Siegel and Goldberg grace the rowdy “Three Drinks In,” an anthem about two-fisted drinking and a bar tailor-made for indulging. Barry also pounds the 88s on “Detroit Woman” (having traveled it many times, Felten knows the route between the Windy City and the Motor City intimately), while Corky plays on “A Girl Walks Into A Bar.” Another top Chicago blues harp ace, Mervyn “Harmonica” Hinds, wails on four other numbers. “When we had the store, he would come in on Saturdays and we would watch him play a set, and he would play a couple hours,” says Mike. “He blew me away too.” 

Add rocking drummer Brad Elvis and some of Mike’s favorite sidemen (keyboardists Jamie Wagner and Bob Long, bassist Pete Mazzeri, and drummer Gary Landess), and you have a cast tailor-made to provide the supple, driving backing his stripped-down approach demands.

Felten reveals plenty of himself along the way. “2302” is the street address on Roscoe Avenue where he grew up. “I graduated grade school from there,” he notes. “Dead Old Girlfriend” gets personal. “I had the misfortune of having an old girlfriend pass away,” says Mike. “I was thinking about that, and thinking of all the things we had gone through.” The poignant “Where The White Lady Lives” deals with Chicago’s migratory population and sad history of segregation. “I’d seen how the neighborhoods changed,” he says. “We asked directions, and a woman on the street said, ‘It’s down there where the white lady lives.’”

Then there’s “Homan Avenue,” a nod to the less admirable endeavors of Chicago’s police department. “I wanted to bring up about Jon Burge and Two Gun Pete–the legends we grew up with,” says Felten with irony, considering he suffered injuries at the hands of the cops that required 100 stitches to heal during the DNC protests of 1968. On a more contemporary note, “Y’all Are Guilty” addresses the Black Lives Matter movement and recent travesties such as Trayvon Martin’s killing. Mike also introduces us to “Godzilla Jones.” “It’s more or less a kind of a depression, trying to deal with the bad times of everything,” he explains. “You’re out there dancing with Godzilla Jones, trying to beat that down.”  

The disc closes with the evocative “Like Listening To Charlie Parker,” a seven-minute stream-of-consciousness vamp.  “That’s been a phrase I’ve had for a while.
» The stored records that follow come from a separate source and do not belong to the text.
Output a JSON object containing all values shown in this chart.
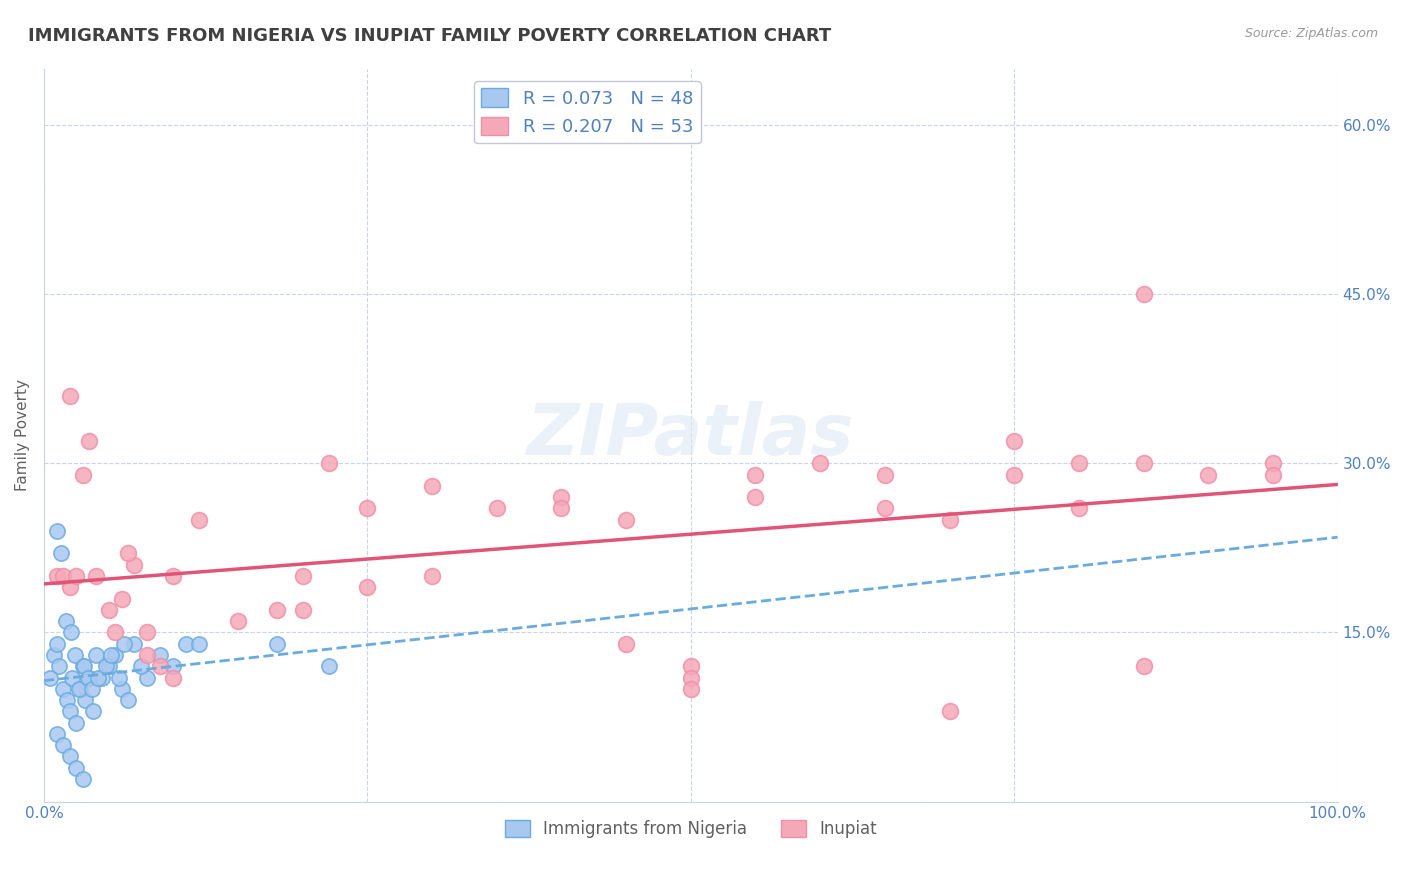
{
  "title": "IMMIGRANTS FROM NIGERIA VS INUPIAT FAMILY POVERTY CORRELATION CHART",
  "source": "Source: ZipAtlas.com",
  "ylabel": "Family Poverty",
  "legend_label1": "Immigrants from Nigeria",
  "legend_label2": "Inupiat",
  "r1": 0.073,
  "n1": 48,
  "r2": 0.207,
  "n2": 53,
  "xlim": [
    0,
    100
  ],
  "ylim": [
    0,
    65
  ],
  "x_ticks": [
    0,
    25,
    50,
    75,
    100
  ],
  "x_tick_labels": [
    "0.0%",
    "",
    "",
    "",
    "100.0%"
  ],
  "y_ticks": [
    0,
    15,
    30,
    45,
    60
  ],
  "y_tick_labels": [
    "",
    "15.0%",
    "30.0%",
    "45.0%",
    "60.0%"
  ],
  "color_nigeria": "#a8c8f0",
  "color_nigeria_edge": "#6aabdf",
  "color_inupiat": "#f5a8b8",
  "color_inupiat_edge": "#f090a8",
  "color_nigeria_line": "#6aabdf",
  "color_inupiat_line": "#e05575",
  "background_color": "#ffffff",
  "grid_color": "#c8d4e8",
  "title_color": "#404040",
  "axis_color": "#5080c0",
  "nigeria_x": [
    0.5,
    0.8,
    1.0,
    1.2,
    1.5,
    1.8,
    2.0,
    2.2,
    2.5,
    2.8,
    3.0,
    3.2,
    3.5,
    3.8,
    4.0,
    4.5,
    5.0,
    5.5,
    6.0,
    6.5,
    7.0,
    8.0,
    9.0,
    10.0,
    11.0,
    12.0,
    1.0,
    1.3,
    1.7,
    2.1,
    2.4,
    2.7,
    3.1,
    3.4,
    3.7,
    4.2,
    4.8,
    5.2,
    5.8,
    6.2,
    7.5,
    1.0,
    1.5,
    2.0,
    2.5,
    3.0,
    18.0,
    22.0
  ],
  "nigeria_y": [
    11,
    13,
    14,
    12,
    10,
    9,
    8,
    11,
    7,
    10,
    12,
    9,
    11,
    8,
    13,
    11,
    12,
    13,
    10,
    9,
    14,
    11,
    13,
    12,
    14,
    14,
    24,
    22,
    16,
    15,
    13,
    10,
    12,
    11,
    10,
    11,
    12,
    13,
    11,
    14,
    12,
    6,
    5,
    4,
    3,
    2,
    14,
    12
  ],
  "inupiat_x": [
    1.0,
    2.0,
    3.0,
    4.0,
    5.0,
    6.0,
    7.0,
    8.0,
    9.0,
    10.0,
    12.0,
    15.0,
    18.0,
    20.0,
    22.0,
    25.0,
    30.0,
    35.0,
    40.0,
    45.0,
    50.0,
    55.0,
    60.0,
    65.0,
    70.0,
    75.0,
    80.0,
    85.0,
    90.0,
    95.0,
    1.5,
    3.5,
    6.5,
    25.0,
    50.0,
    75.0,
    95.0,
    2.5,
    5.5,
    8.0,
    20.0,
    45.0,
    65.0,
    85.0,
    30.0,
    55.0,
    80.0,
    2.0,
    10.0,
    40.0,
    85.0,
    50.0,
    70.0
  ],
  "inupiat_y": [
    20,
    19,
    29,
    20,
    17,
    18,
    21,
    15,
    12,
    11,
    25,
    16,
    17,
    20,
    30,
    26,
    28,
    26,
    27,
    25,
    12,
    29,
    30,
    26,
    25,
    29,
    30,
    30,
    29,
    30,
    20,
    32,
    22,
    19,
    11,
    32,
    29,
    20,
    15,
    13,
    17,
    14,
    29,
    12,
    20,
    27,
    26,
    36,
    20,
    26,
    45,
    10,
    8
  ]
}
I kind of combined a couple of things about where you can grab music and feel good about it. And listening to Charlie Parker in the afternoon kind of takes the blues away,” he says. “I get phrases and I write ‘em down, and they kick around. And then you go back to them when you need something, or something to tie it together that seems to fit.”
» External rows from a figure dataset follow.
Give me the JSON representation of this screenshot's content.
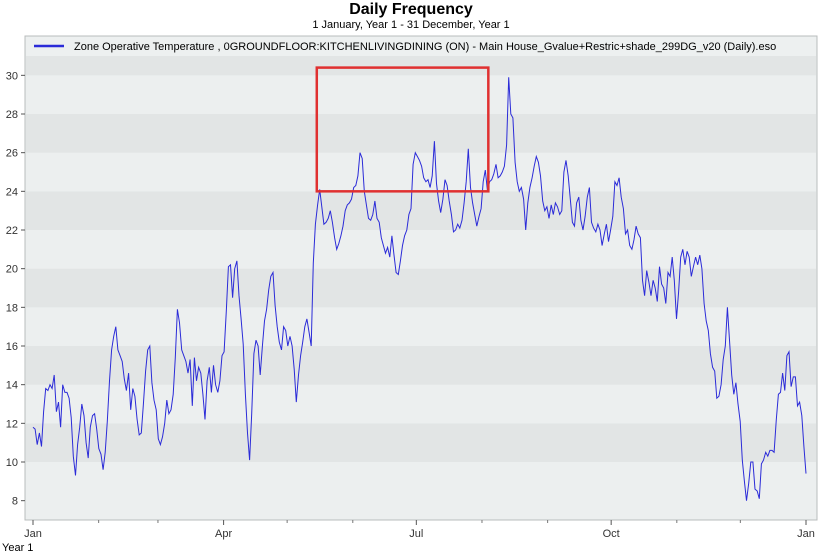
{
  "chart_data": {
    "type": "line",
    "title": "Daily Frequency",
    "subtitle": "1 January, Year 1 - 31 December, Year 1",
    "year_label": "Year 1",
    "xlabel": "",
    "ylabel": "",
    "ylim": [
      7,
      31
    ],
    "yticks": [
      8,
      10,
      12,
      14,
      16,
      18,
      20,
      22,
      24,
      26,
      28,
      30
    ],
    "xlim": [
      1,
      366
    ],
    "xticks": [
      {
        "day": 1,
        "label": "Jan"
      },
      {
        "day": 91,
        "label": "Apr"
      },
      {
        "day": 182,
        "label": "Jul"
      },
      {
        "day": 274,
        "label": "Oct"
      },
      {
        "day": 366,
        "label": "Jan"
      }
    ],
    "minor_xticks": [
      32,
      60,
      121,
      152,
      213,
      244,
      305,
      335
    ],
    "grid": "horizontal bands",
    "legend_position": "top",
    "colors": {
      "series": "#2b2bd8",
      "highlight_box": "#e03030",
      "band_light": "#ecefef",
      "band_dark": "#e2e5e5"
    },
    "highlight": {
      "x_start_day": 135,
      "x_end_day": 216,
      "y_low": 24,
      "y_high": 30.4
    },
    "series": [
      {
        "name": "Zone Operative Temperature , 0GROUNDFLOOR:KITCHENLIVINGDINING (ON) - Main  House_Gvalue+Restric+shade_299DG_v20 (Daily).eso",
        "color": "#2b2bd8",
        "values": [
          11.8,
          11.7,
          10.9,
          11.5,
          10.8,
          12.6,
          13.8,
          13.7,
          14.0,
          13.8,
          14.5,
          12.6,
          13.1,
          11.8,
          14.0,
          13.6,
          13.6,
          13.3,
          12.3,
          10.3,
          9.3,
          10.9,
          11.8,
          13.0,
          12.4,
          11.0,
          10.2,
          11.8,
          12.4,
          12.5,
          11.7,
          10.7,
          10.4,
          9.6,
          10.5,
          12.1,
          14.2,
          15.8,
          16.5,
          17.0,
          15.8,
          15.5,
          15.2,
          14.3,
          13.7,
          14.6,
          12.7,
          13.8,
          13.4,
          12.2,
          11.4,
          11.5,
          13.0,
          14.7,
          15.8,
          16.0,
          14.1,
          13.2,
          12.7,
          11.2,
          10.9,
          11.3,
          12.0,
          13.2,
          12.5,
          12.7,
          13.5,
          15.4,
          17.9,
          17.2,
          15.8,
          15.5,
          15.2,
          14.6,
          15.3,
          12.9,
          15.4,
          14.2,
          14.9,
          14.6,
          13.5,
          12.2,
          14.2,
          14.9,
          13.6,
          15.0,
          14.0,
          13.6,
          14.2,
          15.5,
          15.7,
          17.8,
          20.1,
          20.2,
          18.5,
          20.0,
          20.4,
          18.6,
          17.4,
          16.1,
          13.5,
          11.5,
          10.1,
          12.5,
          15.6,
          16.3,
          16.0,
          14.5,
          16.0,
          17.3,
          17.9,
          18.9,
          19.6,
          19.8,
          18.1,
          17.0,
          16.2,
          15.8,
          17.0,
          16.8,
          16.0,
          16.5,
          16.0,
          14.8,
          13.1,
          14.5,
          15.5,
          16.2,
          17.0,
          17.4,
          16.7,
          16.0,
          20.3,
          22.3,
          23.3,
          24.1,
          23.2,
          22.3,
          22.4,
          22.6,
          23.0,
          22.4,
          21.6,
          21.0,
          21.3,
          21.7,
          22.2,
          23.0,
          23.3,
          23.4,
          23.6,
          24.2,
          24.3,
          24.8,
          26.0,
          25.7,
          24.0,
          23.3,
          22.6,
          22.5,
          22.8,
          23.5,
          22.6,
          22.4,
          21.6,
          21.2,
          20.8,
          21.1,
          20.6,
          21.7,
          20.7,
          19.8,
          19.7,
          20.4,
          21.2,
          21.7,
          22.0,
          22.8,
          23.1,
          25.4,
          26.0,
          25.8,
          25.6,
          25.3,
          24.7,
          24.5,
          24.6,
          24.2,
          24.8,
          26.6,
          24.4,
          23.5,
          22.9,
          23.6,
          24.6,
          24.3,
          23.5,
          22.8,
          21.9,
          22.0,
          22.3,
          22.1,
          22.5,
          23.4,
          24.5,
          26.2,
          24.2,
          23.4,
          22.8,
          22.2,
          22.7,
          23.1,
          24.5,
          25.1,
          24.0,
          24.5,
          24.6,
          24.9,
          25.4,
          24.7,
          24.8,
          25.0,
          25.3,
          26.4,
          29.9,
          28.0,
          27.8,
          25.5,
          24.5,
          24.0,
          24.2,
          23.6,
          22.0,
          23.4,
          24.2,
          24.7,
          25.3,
          25.8,
          25.5,
          24.8,
          23.5,
          23.0,
          23.2,
          22.6,
          23.3,
          22.8,
          23.4,
          23.2,
          22.8,
          23.0,
          25.0,
          25.6,
          24.8,
          23.6,
          22.4,
          22.2,
          23.4,
          23.7,
          22.5,
          22.0,
          22.7,
          23.7,
          24.2,
          22.4,
          22.1,
          21.9,
          22.3,
          22.0,
          21.2,
          21.8,
          22.3,
          21.4,
          22.0,
          22.7,
          24.5,
          24.3,
          24.7,
          23.7,
          23.1,
          21.8,
          22.0,
          21.2,
          21.0,
          21.5,
          22.2,
          21.8,
          21.6,
          19.4,
          18.6,
          19.9,
          19.3,
          18.6,
          19.4,
          19.0,
          18.3,
          20.1,
          19.2,
          19.0,
          18.2,
          19.8,
          19.6,
          20.6,
          19.4,
          17.4,
          18.8,
          20.6,
          21.0,
          20.2,
          20.9,
          20.6,
          19.6,
          20.1,
          20.6,
          20.2,
          20.7,
          20.0,
          18.2,
          17.3,
          16.8,
          15.6,
          14.9,
          14.7,
          13.3,
          13.4,
          14.0,
          15.3,
          16.0,
          18.0,
          16.3,
          14.5,
          13.5,
          14.1,
          13.0,
          12.1,
          10.1,
          9.0,
          8.0,
          8.9,
          10.0,
          10.0,
          8.6,
          8.5,
          8.1,
          9.9,
          10.1,
          10.5,
          10.3,
          10.6,
          10.6,
          10.5,
          12.2,
          13.5,
          13.6,
          14.6,
          13.7,
          15.5,
          15.7,
          13.9,
          14.4,
          14.4,
          12.9,
          13.1,
          12.4,
          10.8,
          9.4
        ]
      }
    ]
  }
}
Even the album’s title derives from personal experience. “Fast Mike came from the pool halls, because when I was shooting pool at Roscoe Billiards Academy over at Roscoe and Seeley, that was a time with The Hustler, Fast Eddie Felson,” says Felten. “I had blue eyes, and people would comment about that. And Mikey’s been my nickname for awhile.” Was he good at shooting stick? “No,” replies Mike. “But hanging around I’m good at!”

Felten did a fair bit of hanging out at local bars during the latter half of the ‘60s and into the ‘70s, playing his music wherever he could at a time when the folk scene was booming. “I started taking lessons at the Old Town School of Folk Music when it was on North Avenue. I started writing basically in high school,” he says. “I started playing the open mics, and one of them was at the Fifth Peg. John Prine was doing the same thing as I was. Steve Goodman I remember at Orphans and Somebody Else’s Troubles and those places on Lincoln Avenue, and the Bulls. They were just around, part of the scene—guys I could look up to and like. It was a way to get into what they were doing.”

It took a little longer, but now Fast Mikey Blue Eyes has joined their ranks, carrying on the honorable tradition of the roving troubadour with a rough-hewn working-class attitude and his guitar always close by his side just in case that elusive muse strikes unexpectedly.